NFL Combine Risers and Fallers:
Here are the 5 prospects that helped their stock the most:
(NOTE: Guys like Robert Griffin, Morris Claiborne and Matt Kalil aren’t on this list because they were already expected to be top 5 talents, and only confirmed that with their Combines).
Offensive Tackle Cordy Glenn, Georgia:
Glenn came into the Combine with many thinking he was limited to Guard. But after a strong showing, especially in the 40 yard dash, I think most teams have to have him listed as a tackle right now. He fits best on the right side, but there are probably 10+ teams in the league that he could start for at LT. His stock should move up into the top 20 range, and has perhaps moved himself up to being the third tackle taken.
Defensive Tackle Dontari Poe, Memphis:
Poe had an exceptional Combine, and honestly looked to be the best interior defensive lineman in this draft. He showed fantastic, strength, speed and agility throughout the combine. Reports are that he interviewed well with teams which should also increase his stock. Poe went from being a top 50 prospect, to a top 15 guy. He can fit into any defensive system and should be a hot commodity come April.
Wide Receiver Stephen Hill, Georgia Tech:
Teams didn’t know what to make of Hill when he declared. He obviously had good size and nice athletic ability, but playing for Georgia Tech his numbers were well down. Hill showed teams exactly what they were getting as he put up excellent numbers in the combine, running an incredible 40 time in the 4.3’s.
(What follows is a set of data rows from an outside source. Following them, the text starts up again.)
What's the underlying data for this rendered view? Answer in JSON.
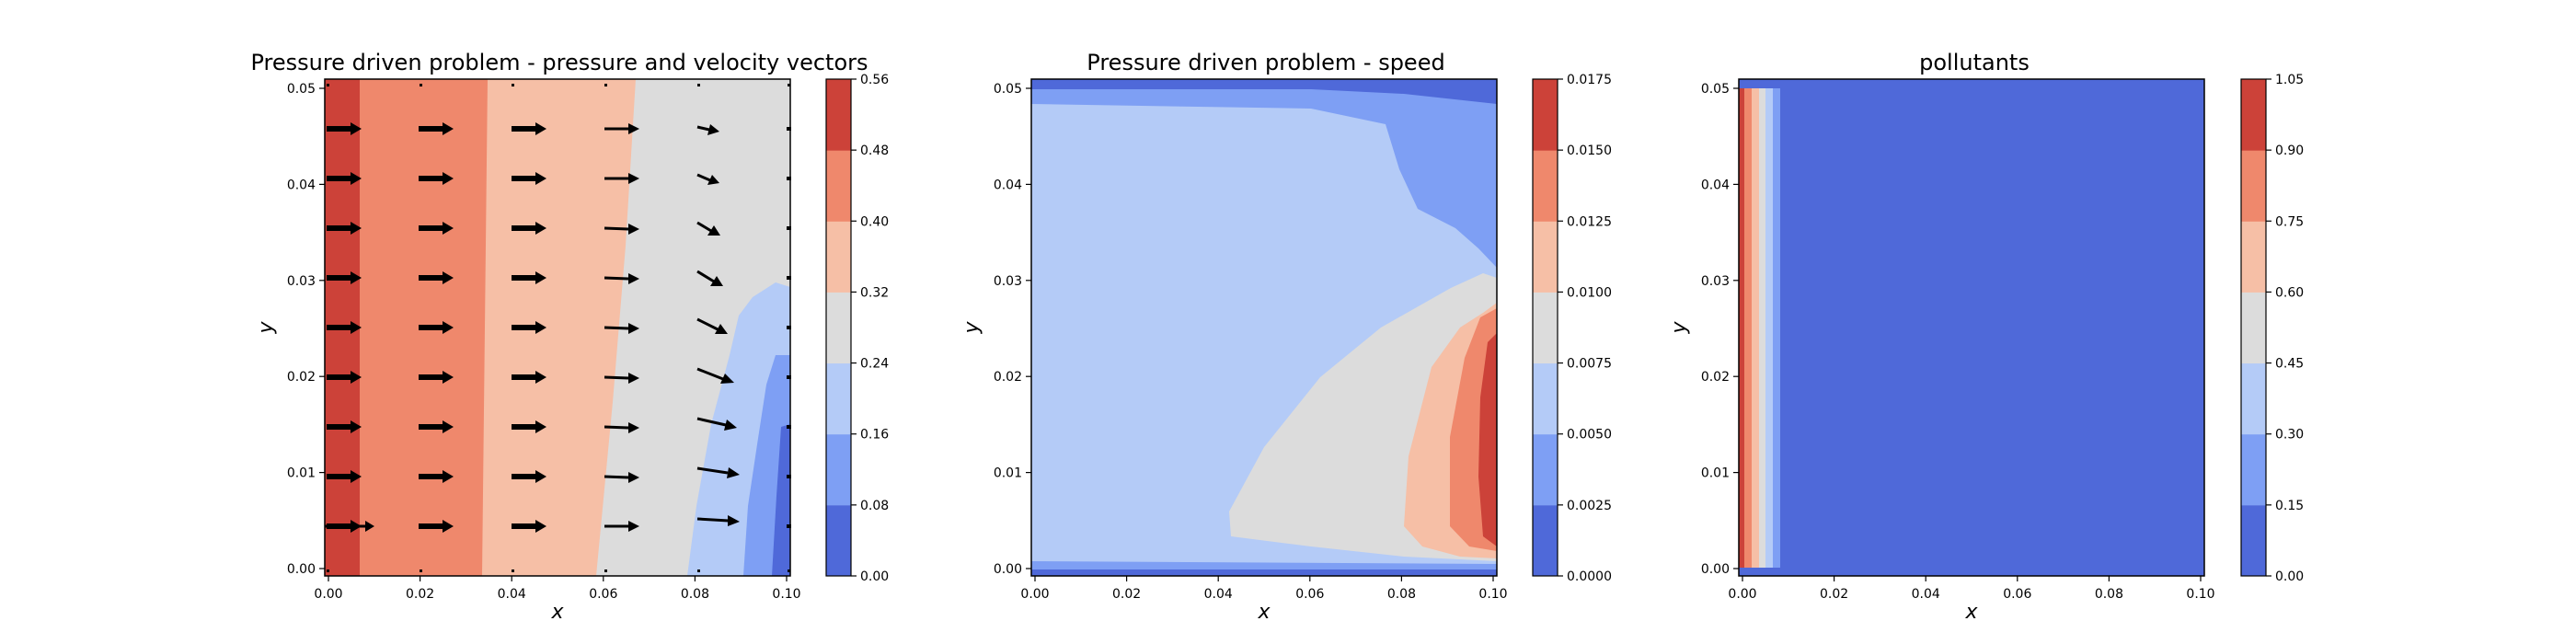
{
  "figure": {
    "background": "#ffffff"
  },
  "colors": {
    "c1": "#4f69d9",
    "c2": "#7e9ff4",
    "c3": "#b4cbf7",
    "c4": "#dcdcdc",
    "c5": "#f6bfa6",
    "c6": "#ef886c",
    "c7": "#cc4239"
  },
  "chart_data": [
    {
      "type": "contour",
      "title": "Pressure driven problem - pressure and velocity vectors",
      "xlabel": "x",
      "ylabel": "y",
      "xlim": [
        0.0,
        0.1
      ],
      "ylim": [
        0.0,
        0.05
      ],
      "xticks": [
        "0.00",
        "0.02",
        "0.04",
        "0.06",
        "0.08",
        "0.10"
      ],
      "yticks": [
        "0.00",
        "0.01",
        "0.02",
        "0.03",
        "0.04",
        "0.05"
      ],
      "colorbar": {
        "levels": [
          "0.00",
          "0.08",
          "0.16",
          "0.24",
          "0.32",
          "0.40",
          "0.48",
          "0.56"
        ]
      },
      "contour_boundaries": [
        {
          "between": "0.48-0.56",
          "points": [
            [
              0.0073,
              0.05
            ],
            [
              0.0073,
              0.0
            ]
          ]
        },
        {
          "between": "0.40-0.48",
          "points": [
            [
              0.0345,
              0.05
            ],
            [
              0.0335,
              0.0
            ]
          ]
        },
        {
          "between": "0.32-0.40",
          "points": [
            [
              0.066,
              0.05
            ],
            [
              0.064,
              0.03
            ],
            [
              0.061,
              0.015
            ],
            [
              0.0585,
              0.0
            ]
          ]
        },
        {
          "between": "0.24-0.32",
          "points": [
            [
              0.1,
              0.029
            ],
            [
              0.097,
              0.0295
            ],
            [
              0.092,
              0.028
            ],
            [
              0.089,
              0.026
            ],
            [
              0.087,
              0.022
            ],
            [
              0.083,
              0.015
            ],
            [
              0.08,
              0.007
            ],
            [
              0.078,
              0.0
            ]
          ]
        },
        {
          "between": "0.16-0.24",
          "points": [
            [
              0.1,
              0.022
            ],
            [
              0.097,
              0.022
            ],
            [
              0.094,
              0.0195
            ],
            [
              0.092,
              0.013
            ],
            [
              0.09,
              0.0
            ]
          ]
        },
        {
          "between": "0.08-0.16",
          "points": [
            [
              0.1,
              0.015
            ],
            [
              0.098,
              0.0145
            ],
            [
              0.097,
              0.008
            ],
            [
              0.096,
              0.0
            ]
          ]
        }
      ],
      "quiver": {
        "x": [
          0.0036,
          0.0236,
          0.0436,
          0.0636,
          0.0836,
          0.1
        ],
        "y": [
          0.005,
          0.01,
          0.015,
          0.02,
          0.025,
          0.03,
          0.035,
          0.04,
          0.045
        ],
        "u_by_column": [
          [
            1.0,
            1.0,
            1.0,
            1.0,
            1.0,
            1.0,
            1.0,
            1.0,
            1.0
          ],
          [
            1.0,
            1.0,
            1.0,
            1.0,
            1.0,
            1.0,
            1.0,
            1.0,
            1.0
          ],
          [
            1.0,
            1.0,
            1.0,
            1.0,
            1.0,
            1.0,
            1.0,
            1.0,
            1.0
          ],
          [
            1.0,
            1.0,
            1.0,
            1.0,
            1.0,
            1.0,
            1.0,
            1.0,
            1.0
          ],
          [
            1.3,
            1.35,
            1.3,
            1.15,
            0.95,
            0.8,
            0.7,
            0.65,
            0.6
          ],
          [
            0.05,
            0.05,
            0.05,
            0.05,
            0.05,
            0.05,
            0.05,
            0.05,
            0.05
          ]
        ],
        "v_by_column": [
          [
            0,
            0,
            0,
            0,
            0,
            0,
            0,
            0,
            0
          ],
          [
            0,
            0,
            0,
            0,
            0,
            0,
            0,
            0,
            0
          ],
          [
            0,
            0,
            0,
            0,
            0,
            0,
            0,
            0,
            0
          ],
          [
            0,
            -0.03,
            -0.03,
            -0.03,
            -0.03,
            -0.03,
            -0.03,
            -0.02,
            0
          ],
          [
            -0.05,
            -0.13,
            -0.17,
            -0.25,
            -0.3,
            -0.35,
            -0.3,
            -0.22,
            -0.1
          ],
          [
            0,
            0,
            0,
            0,
            0,
            0,
            0,
            0,
            0
          ]
        ],
        "colors_note": "black arrows"
      }
    },
    {
      "type": "contour",
      "title": "Pressure driven problem - speed",
      "xlabel": "x",
      "ylabel": "y",
      "xlim": [
        0.0,
        0.1
      ],
      "ylim": [
        0.0,
        0.05
      ],
      "xticks": [
        "0.00",
        "0.02",
        "0.04",
        "0.06",
        "0.08",
        "0.10"
      ],
      "yticks": [
        "0.00",
        "0.01",
        "0.02",
        "0.03",
        "0.04",
        "0.05"
      ],
      "colorbar": {
        "levels": [
          "0.0000",
          "0.0025",
          "0.0050",
          "0.0075",
          "0.0100",
          "0.0125",
          "0.0150",
          "0.0175"
        ]
      },
      "contour_boundaries": [
        {
          "between": "0.0025-0.0050 top",
          "points": [
            [
              0.0,
              0.049
            ],
            [
              0.06,
              0.049
            ],
            [
              0.08,
              0.0485
            ],
            [
              0.1,
              0.047
            ]
          ]
        },
        {
          "between": "0.0050-0.0075 top",
          "points": [
            [
              0.0,
              0.0475
            ],
            [
              0.06,
              0.047
            ],
            [
              0.076,
              0.0455
            ],
            [
              0.079,
              0.041
            ],
            [
              0.083,
              0.037
            ],
            [
              0.091,
              0.035
            ],
            [
              0.096,
              0.033
            ],
            [
              0.1,
              0.031
            ]
          ]
        },
        {
          "between": "0.0025-0.0050 bottom",
          "points": [
            [
              0.0,
              0.0006
            ],
            [
              0.1,
              0.0006
            ]
          ]
        },
        {
          "between": "0.0050-0.0075 bottom",
          "points": [
            [
              0.0,
              0.0015
            ],
            [
              0.05,
              0.0015
            ],
            [
              0.1,
              0.0012
            ]
          ]
        },
        {
          "between": "0.0075-0.0100",
          "points": [
            [
              0.1,
              0.03
            ],
            [
              0.097,
              0.0305
            ],
            [
              0.09,
              0.029
            ],
            [
              0.075,
              0.025
            ],
            [
              0.062,
              0.02
            ],
            [
              0.05,
              0.013
            ],
            [
              0.0425,
              0.0065
            ],
            [
              0.045,
              0.004
            ],
            [
              0.06,
              0.003
            ],
            [
              0.08,
              0.002
            ],
            [
              0.1,
              0.0015
            ]
          ]
        },
        {
          "between": "0.0100-0.0125",
          "points": [
            [
              0.1,
              0.0275
            ],
            [
              0.097,
              0.0265
            ],
            [
              0.092,
              0.025
            ],
            [
              0.086,
              0.021
            ],
            [
              0.081,
              0.012
            ],
            [
              0.08,
              0.005
            ],
            [
              0.084,
              0.003
            ],
            [
              0.092,
              0.002
            ],
            [
              0.1,
              0.0018
            ]
          ]
        },
        {
          "between": "0.0125-0.0150",
          "points": [
            [
              0.1,
              0.027
            ],
            [
              0.0965,
              0.026
            ],
            [
              0.093,
              0.022
            ],
            [
              0.09,
              0.014
            ],
            [
              0.09,
              0.005
            ],
            [
              0.094,
              0.003
            ],
            [
              0.1,
              0.0025
            ]
          ]
        },
        {
          "between": "0.0150-0.0175",
          "points": [
            [
              0.1,
              0.0245
            ],
            [
              0.098,
              0.0235
            ],
            [
              0.0965,
              0.018
            ],
            [
              0.096,
              0.01
            ],
            [
              0.097,
              0.004
            ],
            [
              0.1,
              0.003
            ]
          ]
        }
      ]
    },
    {
      "type": "contour",
      "title": "pollutants",
      "xlabel": "x",
      "ylabel": "y",
      "xlim": [
        0.0,
        0.1
      ],
      "ylim": [
        0.0,
        0.05
      ],
      "xticks": [
        "0.00",
        "0.02",
        "0.04",
        "0.06",
        "0.08",
        "0.10"
      ],
      "yticks": [
        "0.00",
        "0.01",
        "0.02",
        "0.03",
        "0.04",
        "0.05"
      ],
      "colorbar": {
        "levels": [
          "0.00",
          "0.15",
          "0.30",
          "0.45",
          "0.60",
          "0.75",
          "0.90",
          "1.05"
        ]
      },
      "contour_boundaries": [
        {
          "between": "0.90-1.05",
          "points": [
            [
              0.0012,
              0.05
            ],
            [
              0.0012,
              0.0
            ]
          ]
        },
        {
          "between": "0.75-0.90",
          "points": [
            [
              0.0028,
              0.05
            ],
            [
              0.0028,
              0.0
            ]
          ]
        },
        {
          "between": "0.60-0.75",
          "points": [
            [
              0.0043,
              0.05
            ],
            [
              0.0043,
              0.0
            ]
          ]
        },
        {
          "between": "0.45-0.60",
          "points": [
            [
              0.0058,
              0.05
            ],
            [
              0.0058,
              0.0
            ]
          ]
        },
        {
          "between": "0.30-0.45",
          "points": [
            [
              0.0072,
              0.05
            ],
            [
              0.0074,
              0.0
            ]
          ]
        },
        {
          "between": "0.15-0.30",
          "points": [
            [
              0.0085,
              0.05
            ],
            [
              0.0088,
              0.0
            ]
          ]
        }
      ]
    }
  ]
}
Hill also had an impressive diving catch in the positional drills, showcasing his good hands and dedication. He moves up from a 3rd rounder to the late 1st round mix.
Linebacker Mychal Kendricks, California:
Kendricks looked like a solid 4th or 5th round linebacker prospect heading into the draft. Despite a productive college career, people were concerned with his lack of size and his athletic ability. While Kendricks can’t do anything about his size, he wowed everyone by putting on a show at the Combine. He blew away just about every workout drill and looked very good in the positional drills as well. He now could be a borderline 2nd round prospect and should go by at least the early 3rd round.
Cornerback Stephon Gilmore, South Carolina:
Gilmore has been a tough guy to project throughout the draft season. On one hand he’s got this great hype and measureables, but on the other the production wasn’t there. Gilmore did a nice job confirming that he had elite speed and athleticism, and he looked very fluid in the positional drills. Now I think he is a borderline 1st round pick, after being in more of the bottom of the 2nd round range.
5 Prospects who hurt themselves the most:
Linebacker Vontaze Burfict, Arizona State:
Coming into this past season many thought Burfict had the potential to be a top 15 pick, but after multiple red flags kept coming up he looked to be more of a late first-early 2nd round guy. He needed a strong Combine to rise up into the top 15 again, but instead he fell flat on his face. He was very slow in both the 40 and positional drills, and lacked strength in the bench press. It was pretty clear that he hasn’t been working out, and given his red flags his stock is plummeting. He could very well fall to the late rounds, that is how bad his performance was.
Corner back Cliff Harris, Oregon:
Harris was dismissed from the team, which made him decide to enter the draft. While there were some red flags there, his ‘game breaking speed’ was thought to keep him in the top 3 rounds discussion. Unfortunately he ran in the 4.6’s, which basically nullified his biggest strength. In addition he looked pretty bad in the positional drills, which should make most teams pass on him until the late rounds.
Defensive End Chandler Jones, Syracuse:
Jones was a guy who had been flying up draft boards pre-Combine, and was considered a potential top 50 pick. While the combine started off strong for Jones with a solid 40 time and decent measurables, his positional work was extremely sloppy. His footwork was a mess and his pad level was consistently high. I think he’s more of a 4th rounder who projects as a better rotational or situational player than a starter.
Wide Receiver Alshon Jeffery, South Carolina:
This might be a bit unfair to Jeffery since he didn’t workout, but that is a big problem for me. Jeffery who actually measured in 2 inches shorter than he was reported (which didn’t help), decided to not workout despite no apparent injury. Even top rated receiver Justin Blackmon, benched and did the positional work despite an apparent sore ankle. Also other high ranking receivers Kendall Wright, Michael Floyd and Nick Toon all did at least partial workouts (including the 40 and positional work) despite missing some training time in the past month due to injury. Jeffery not working out really set him back, especially with so many receivers looking good in workouts. I think he could fall into the late 2nd round range.
Tight end Orson Charles, Georiga:
Charles had been seeing his draft stock rise to the top of the TE chart. And with Cody Fleener not working out due to injury, Charles had a chance to really cement his stock. Yet he declined to run the 40 or any of the other workout drills, with the exception of the bench press. He then preceded to drop some balls in the positional drills, and didn’t complete one of the drills, which showed a lack of focus. I think he went from being a top 40-50 pick to more of a 3rd rounder.